第二百八十四話『ハイエリートウィザード』

「うあぁ!」

とアキラが叫ぶ。


「アキラ!」

とサクラが叫ぶよりはやく、『ハイパワーリザードマン』がサクラに近づき、攻撃し、サクラを吹き飛ばした。


「グエエエェェェ」

と『ハイエリートウィザード』が叫んだ。

そう、反撃開始だと。そういう意味を込めて。


「え?なんで、防御力をあげるだけであんなにピンチになっちゃうの?」

と、サラがシンプルな疑問を僕に投げかけた。


「良い質問だね。それは彼女たちの超速攻が、必ず一回で倒しきることを前提としているからだ」

と、僕が説明する。


そう、彼女達はかならず一体を一回の攻撃で倒していた。


「なるほど!攻撃したあと、攻撃されるつもりがないってことなのね!」

とサラが理解した。


「そう、だから、かなり踏み込んで連続攻撃ができていたというのもあるんだ」

と僕が説明する。


「それを防御力をあげるだけで、防いだの?『ハイエリートウィザード』さんめちゃくちゃあたまいいんだ!!」

とサラが驚く。


そう、たったそれだけで、無敵に思えた超速攻を防いでしまったのだ。それだけで、三人から攻撃を受けても行動不能に至らなくしたのだ。
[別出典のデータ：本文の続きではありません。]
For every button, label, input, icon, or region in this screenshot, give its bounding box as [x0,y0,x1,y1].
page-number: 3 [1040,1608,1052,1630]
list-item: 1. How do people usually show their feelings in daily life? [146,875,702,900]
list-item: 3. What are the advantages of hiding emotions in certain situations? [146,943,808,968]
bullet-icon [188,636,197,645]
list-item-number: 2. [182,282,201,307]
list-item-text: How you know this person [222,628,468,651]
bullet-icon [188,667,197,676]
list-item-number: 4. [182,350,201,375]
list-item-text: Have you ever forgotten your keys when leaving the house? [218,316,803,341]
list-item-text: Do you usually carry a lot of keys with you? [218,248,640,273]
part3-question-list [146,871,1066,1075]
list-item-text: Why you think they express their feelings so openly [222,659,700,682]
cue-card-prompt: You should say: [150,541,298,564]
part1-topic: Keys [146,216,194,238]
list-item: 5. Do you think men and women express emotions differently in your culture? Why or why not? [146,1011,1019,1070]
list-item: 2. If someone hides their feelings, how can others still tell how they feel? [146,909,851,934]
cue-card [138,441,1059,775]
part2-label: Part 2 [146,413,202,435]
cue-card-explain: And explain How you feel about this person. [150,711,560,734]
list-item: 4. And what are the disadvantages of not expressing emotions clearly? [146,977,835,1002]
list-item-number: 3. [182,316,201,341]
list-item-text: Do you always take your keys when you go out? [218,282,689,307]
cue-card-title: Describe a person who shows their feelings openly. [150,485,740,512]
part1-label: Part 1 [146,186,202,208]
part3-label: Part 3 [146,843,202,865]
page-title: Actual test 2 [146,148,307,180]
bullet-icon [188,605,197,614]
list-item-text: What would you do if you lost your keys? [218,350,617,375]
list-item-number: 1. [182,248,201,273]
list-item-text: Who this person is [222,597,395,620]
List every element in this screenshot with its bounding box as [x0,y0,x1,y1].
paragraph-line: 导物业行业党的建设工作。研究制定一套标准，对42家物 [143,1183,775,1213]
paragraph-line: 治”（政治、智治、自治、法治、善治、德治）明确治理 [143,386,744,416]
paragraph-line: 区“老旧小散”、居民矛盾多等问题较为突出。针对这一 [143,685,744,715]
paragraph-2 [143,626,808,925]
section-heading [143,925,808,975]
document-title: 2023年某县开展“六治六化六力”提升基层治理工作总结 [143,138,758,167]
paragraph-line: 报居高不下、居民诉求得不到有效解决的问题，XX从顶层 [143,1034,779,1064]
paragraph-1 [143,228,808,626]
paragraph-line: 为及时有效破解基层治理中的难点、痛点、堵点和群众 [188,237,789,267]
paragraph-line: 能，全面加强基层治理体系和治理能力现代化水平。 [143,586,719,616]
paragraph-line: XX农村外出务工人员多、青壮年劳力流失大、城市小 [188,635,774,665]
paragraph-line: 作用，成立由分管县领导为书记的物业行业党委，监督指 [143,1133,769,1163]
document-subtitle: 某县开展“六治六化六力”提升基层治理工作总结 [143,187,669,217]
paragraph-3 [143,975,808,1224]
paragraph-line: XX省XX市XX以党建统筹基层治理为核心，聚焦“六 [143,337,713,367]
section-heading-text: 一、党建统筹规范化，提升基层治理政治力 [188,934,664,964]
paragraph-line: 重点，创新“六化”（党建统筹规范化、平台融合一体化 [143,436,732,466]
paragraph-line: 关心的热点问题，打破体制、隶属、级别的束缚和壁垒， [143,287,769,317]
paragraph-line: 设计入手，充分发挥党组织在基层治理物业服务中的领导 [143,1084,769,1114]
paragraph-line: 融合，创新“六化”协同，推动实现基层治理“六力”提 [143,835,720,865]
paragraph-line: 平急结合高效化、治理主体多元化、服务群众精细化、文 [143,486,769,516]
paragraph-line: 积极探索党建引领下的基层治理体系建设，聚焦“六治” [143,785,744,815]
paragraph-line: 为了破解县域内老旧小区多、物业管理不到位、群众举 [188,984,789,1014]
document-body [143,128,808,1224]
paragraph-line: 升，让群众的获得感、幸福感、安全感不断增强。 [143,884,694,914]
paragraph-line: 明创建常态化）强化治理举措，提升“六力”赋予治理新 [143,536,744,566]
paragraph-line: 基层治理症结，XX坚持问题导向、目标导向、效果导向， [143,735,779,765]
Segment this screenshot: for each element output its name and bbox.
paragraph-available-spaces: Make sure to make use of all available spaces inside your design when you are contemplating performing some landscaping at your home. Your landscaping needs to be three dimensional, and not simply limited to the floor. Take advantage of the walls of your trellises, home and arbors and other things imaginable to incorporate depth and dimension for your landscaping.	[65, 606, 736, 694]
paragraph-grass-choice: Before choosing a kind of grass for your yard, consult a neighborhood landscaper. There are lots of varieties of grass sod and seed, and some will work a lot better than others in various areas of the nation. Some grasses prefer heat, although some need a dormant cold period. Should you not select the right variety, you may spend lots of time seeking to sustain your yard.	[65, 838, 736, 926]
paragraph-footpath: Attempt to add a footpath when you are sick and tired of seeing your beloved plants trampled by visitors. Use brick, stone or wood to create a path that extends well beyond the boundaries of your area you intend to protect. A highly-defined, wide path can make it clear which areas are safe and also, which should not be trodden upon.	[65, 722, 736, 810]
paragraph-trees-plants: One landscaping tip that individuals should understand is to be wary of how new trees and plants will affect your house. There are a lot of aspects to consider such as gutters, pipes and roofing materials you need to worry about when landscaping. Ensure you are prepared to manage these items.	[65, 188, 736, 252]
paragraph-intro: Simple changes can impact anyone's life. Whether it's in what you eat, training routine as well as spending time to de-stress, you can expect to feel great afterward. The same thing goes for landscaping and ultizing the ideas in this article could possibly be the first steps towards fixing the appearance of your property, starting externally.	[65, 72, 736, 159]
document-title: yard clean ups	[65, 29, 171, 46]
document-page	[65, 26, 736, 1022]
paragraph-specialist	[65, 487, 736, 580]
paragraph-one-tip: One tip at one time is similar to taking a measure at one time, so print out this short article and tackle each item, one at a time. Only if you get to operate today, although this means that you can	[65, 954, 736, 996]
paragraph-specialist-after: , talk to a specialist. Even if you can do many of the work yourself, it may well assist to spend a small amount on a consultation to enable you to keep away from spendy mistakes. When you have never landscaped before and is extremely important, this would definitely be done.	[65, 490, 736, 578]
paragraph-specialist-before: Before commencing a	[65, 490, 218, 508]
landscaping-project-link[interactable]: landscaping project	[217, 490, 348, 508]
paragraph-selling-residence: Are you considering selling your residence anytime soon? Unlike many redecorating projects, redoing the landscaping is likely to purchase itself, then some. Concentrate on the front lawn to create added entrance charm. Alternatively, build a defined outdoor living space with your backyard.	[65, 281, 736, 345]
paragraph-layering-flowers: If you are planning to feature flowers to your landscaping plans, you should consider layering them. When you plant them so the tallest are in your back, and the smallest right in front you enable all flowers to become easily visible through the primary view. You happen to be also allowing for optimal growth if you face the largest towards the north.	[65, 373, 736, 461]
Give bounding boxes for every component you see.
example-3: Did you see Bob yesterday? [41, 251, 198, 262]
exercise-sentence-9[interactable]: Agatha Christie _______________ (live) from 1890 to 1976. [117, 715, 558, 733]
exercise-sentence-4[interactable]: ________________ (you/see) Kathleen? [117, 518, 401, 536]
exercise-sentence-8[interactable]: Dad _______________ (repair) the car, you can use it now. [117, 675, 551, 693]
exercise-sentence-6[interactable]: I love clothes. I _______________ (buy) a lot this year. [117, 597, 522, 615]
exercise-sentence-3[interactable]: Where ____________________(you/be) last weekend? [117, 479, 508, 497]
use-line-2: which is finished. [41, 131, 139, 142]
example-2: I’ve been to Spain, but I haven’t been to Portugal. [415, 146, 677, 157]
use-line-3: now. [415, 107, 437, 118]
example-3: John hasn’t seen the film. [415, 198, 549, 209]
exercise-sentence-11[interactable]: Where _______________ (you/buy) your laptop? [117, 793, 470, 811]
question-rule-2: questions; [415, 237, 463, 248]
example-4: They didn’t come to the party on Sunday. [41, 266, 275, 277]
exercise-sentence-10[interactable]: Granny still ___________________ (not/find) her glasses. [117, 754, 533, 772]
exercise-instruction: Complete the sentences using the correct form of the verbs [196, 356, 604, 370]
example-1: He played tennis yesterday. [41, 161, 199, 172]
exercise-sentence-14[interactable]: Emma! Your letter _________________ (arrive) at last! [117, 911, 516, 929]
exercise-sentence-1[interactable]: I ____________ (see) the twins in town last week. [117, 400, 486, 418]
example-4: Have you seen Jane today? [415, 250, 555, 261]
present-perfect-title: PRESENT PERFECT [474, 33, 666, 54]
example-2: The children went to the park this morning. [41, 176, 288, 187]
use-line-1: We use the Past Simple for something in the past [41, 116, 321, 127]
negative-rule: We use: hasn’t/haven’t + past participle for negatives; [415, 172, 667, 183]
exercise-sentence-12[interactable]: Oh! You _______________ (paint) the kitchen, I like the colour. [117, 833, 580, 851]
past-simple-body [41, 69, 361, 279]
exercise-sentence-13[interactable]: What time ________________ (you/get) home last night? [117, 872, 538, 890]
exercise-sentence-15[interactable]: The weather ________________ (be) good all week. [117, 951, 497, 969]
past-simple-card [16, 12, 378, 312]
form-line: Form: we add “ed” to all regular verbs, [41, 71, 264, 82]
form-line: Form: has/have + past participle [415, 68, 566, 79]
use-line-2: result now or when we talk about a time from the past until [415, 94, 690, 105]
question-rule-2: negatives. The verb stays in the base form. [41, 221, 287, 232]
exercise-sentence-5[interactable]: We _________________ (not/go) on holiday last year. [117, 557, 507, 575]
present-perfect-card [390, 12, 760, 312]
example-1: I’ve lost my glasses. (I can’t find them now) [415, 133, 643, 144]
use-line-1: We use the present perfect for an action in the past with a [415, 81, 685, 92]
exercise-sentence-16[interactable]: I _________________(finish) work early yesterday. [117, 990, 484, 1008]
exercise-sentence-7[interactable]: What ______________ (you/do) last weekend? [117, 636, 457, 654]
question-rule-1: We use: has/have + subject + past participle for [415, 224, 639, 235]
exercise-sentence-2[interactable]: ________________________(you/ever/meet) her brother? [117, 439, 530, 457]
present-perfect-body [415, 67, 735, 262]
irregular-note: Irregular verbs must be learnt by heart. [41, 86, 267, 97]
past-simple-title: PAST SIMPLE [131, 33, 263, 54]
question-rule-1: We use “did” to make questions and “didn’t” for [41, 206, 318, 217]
「うん、眼鏡してないけどね!ハイエリートの名前は伊達じゃないみたいだ」

と僕は呟く。


「こころのなかで眼鏡をグッと上げてキラーンってしてるかも!」

とサラが笑う。

エリートの眼鏡にこだわりがあるサラがそんな話をしている間に、さらにモンスター達は動き出した。


「グエェェェ!」

と『ハイパワーリザードマン』が動き出す。

『ハイスピードリザードマン』に吹き飛ばされた剣士のサクラはまだ倒れている。


「ちょっと、どこいくつもりよ!」

とサクラが言う。


「吹き飛ばした、サクラを置いておいて、一気にアキラを狙うつもりだ!」

と僕が言った。


そう、彼女たちがいつもやっているように、モンスター達も、一人を三体で攻撃するつもりだ。

そう、どこまでも賢いモンスター達だ。


『ハイパワーリザードマン』と『ハイスピードリザードマン』は格闘家のサクラを狙う。


「しかも、その位置関係はまずい!」

と僕が呟く。


「え?位置?」

とサラが僕に聞く。


「そう、いつの間にか『ハイエリートウィザード』が移動しているんだ・・・アキラとレイラが一直線に並ぶ位置に!」

と僕が言った。


その瞬間


『フレイムライン』

と『ハイエリートウィザード』が横一列に炎が発生する魔法。『フレイムライン』を発動した!!


「「うあぁぁぁぁ!」」

とアキラとレイラが炎に焼かれる。


「グエエェェェ!」

と更に『パワーリザードマン』がアキラにより攻撃を与えた。


「うあぁぁぁぁぁ」

とアキラは叫んだ。

そして、アキラのHPはグググーッと減っていきついに0になった。


「ごめん・・・」

と言いながらアキラは戦闘不能になった。


そう、格闘家のアキラは倒されてしまった。


「こっのぉ!!」

と剣士のサクラは叫びながらが走りだした。